In addition, official figures show that while private children cases were down by 7% during the last year, they are taking on average six weeks longer to reach a conclusion. Estimates suggest it takes nearly two years to resolve financial matters through the Courts.

That leaves many families in limbo for over a year, which has a knock-on effect on children’s schooling, family finances and the whole family’s mental health.

Resolution surveyed its members on the current court backlogs and found:

  • 90% said court backlogs were causing additional and unnecessary stress and pressure for clients
  • 34% said they had referred a client to a counsellor or therapist to help them cope with the stress of ongoing court delays.

Louise Allard of Allard Bailey said: “Backlogs are wreaking havoc on families.
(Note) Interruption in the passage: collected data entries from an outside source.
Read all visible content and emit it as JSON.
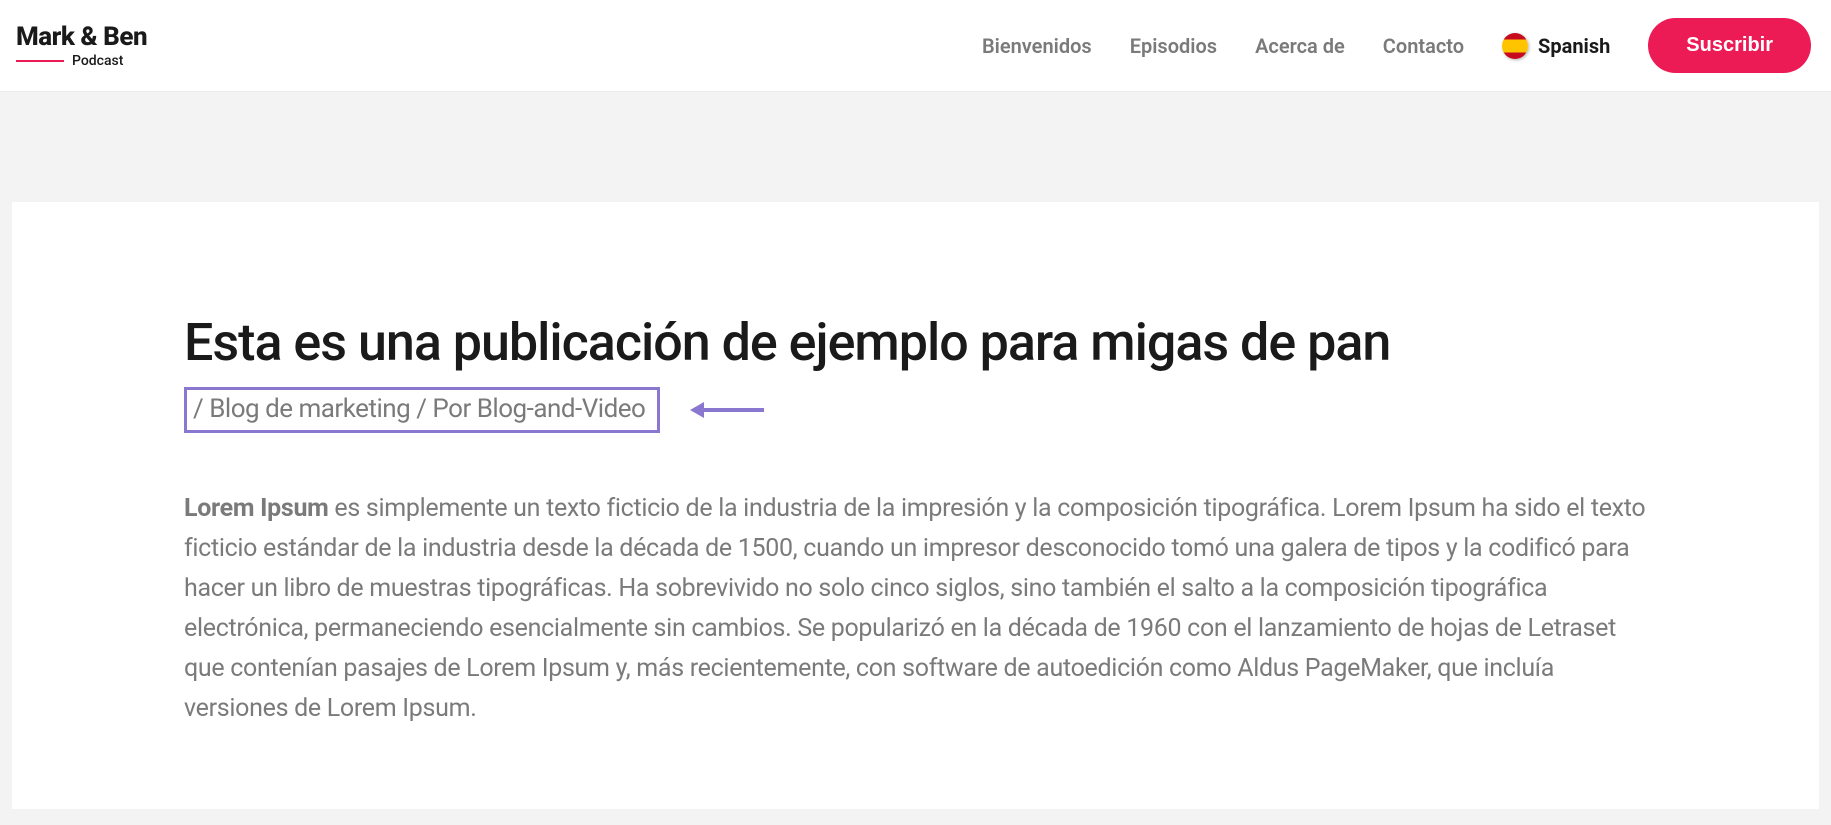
{
  "logo": {
    "main": "Mark & Ben",
    "sub": "Podcast"
  },
  "nav": {
    "items": [
      "Bienvenidos",
      "Episodios",
      "Acerca de",
      "Contacto"
    ]
  },
  "lang": {
    "label": "Spanish"
  },
  "subscribe": {
    "label": "Suscribir"
  },
  "post": {
    "title": "Esta es una publicación de ejemplo para migas de pan",
    "breadcrumb": {
      "sep1": "/ ",
      "category": "Blog de marketing",
      "sep2": " / Por ",
      "author": "Blog-and-Video"
    },
    "body_strong": "Lorem Ipsum",
    "body_rest": " es simplemente un texto ficticio de la industria de la impresión y la composición tipográfica. Lorem Ipsum ha sido el texto ficticio estándar de la industria desde la década de 1500, cuando un impresor desconocido tomó una galera de tipos y la codificó para hacer un libro de muestras tipográficas. Ha sobrevivido no solo cinco siglos, sino también el salto a la composición tipográfica electrónica, permaneciendo esencialmente sin cambios. Se popularizó en la década de 1960 con el lanzamiento de hojas de Letraset que contenían pasajes de Lorem Ipsum y, más recientemente, con software de autoedición como Aldus PageMaker, que incluía versiones de Lorem Ipsum."
  }
}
Even couples who want to separate amicably are having their patience tested by long delays. When it comes to sorting out arrangements for children and finances after divorce, the situation is even bleaker.

Children are waiting nearly a year for the courts to determine which parent they live with, what school they go to, how much time they spend with the other parent – putting the whole family’s life on hold. This is simply unacceptable and another reason why getting early professional advice is so important for families.”

Juliet Harvey, national chair of Resolution, said: “Under resourcing the family courts system is a false economy inflicting unnecessary pressure on the public purse and unconscionable stress on families at an already stressful time in their lives. A study of the impact of funding legal advice in Scotland found that, every £1 spent by government on legal aid in family cases saw a return of around £5 elsewhere.

If the government were to focus more on encouraging early advice for separating couples and including information about all out of court options it could ease the pressure on family courts. Resolution members like Louise Allard are doing their best to help families achieve better outcomes and find long-lasting resolutions.”


1. Resolution is a membership association of 6,500 family justice professionals promoting a non-confrontational approach to resolving family issues and campaigning for a fairer family justice system.

2. Resolution members commit to a Code of Practice that promotes a constructive approach to family issues and considers the needs of the whole family, in particular the best interests of children.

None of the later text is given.